Opposition is mounting to Government plans to close a tax loophole that allows thousands of wealthy UK residents to pay a pittance to Inland Revenue.
The Treasury is looking at drawing non-domiciled UK residents – people who live in Britain but claim another country as their homeland – further into the tax net.
It is expected to publish a consultative document in November that could propose limiting to five years the length of time a foreign national could claim the status.
Currently non-domiciled residents do not have to pay any income or capital gains tax on assets held overseas. It is estimated to cost the Exchequer about £1bn and benefit 60,000 people, most of whom shy away from publicity.

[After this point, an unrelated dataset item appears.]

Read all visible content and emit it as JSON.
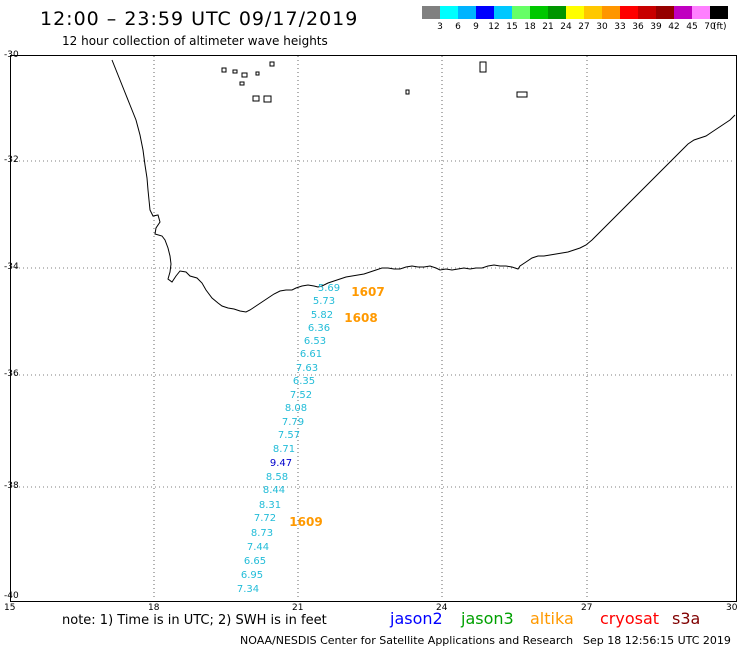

But the Baltic Exchange, the London market for shipbrokers, has warned it will trigger an exodus of foreign shipowners. It said a study commissioned from a Cambridge academic showed a potential loss of 4,500 jobs, £125m in tax revenue and £375m in maritime earnings.
John Buckley, its chief executive, said: "If the long-standing benign arrangements for foreign shipowners were altered, maritime London and the economy generally would face a very serious threat."
Tax experts said the effect could be widespread. Paul Knox, director of private client services at Ernst & Young, said the rule had been a "fundamental tax principle" for years.
"A change in the rules without giving proper thought to the overall impact could switch the UK from being a flexible place for foreigners to spend time to being one of the most disadvantageous places and the ramifications could be quite significant," he said.
A Treasury spokesman said: "We are aware of the views of some groups in the shipping industry but ... the rules should be fair, easy to operate and support the competitiveness of the British economy."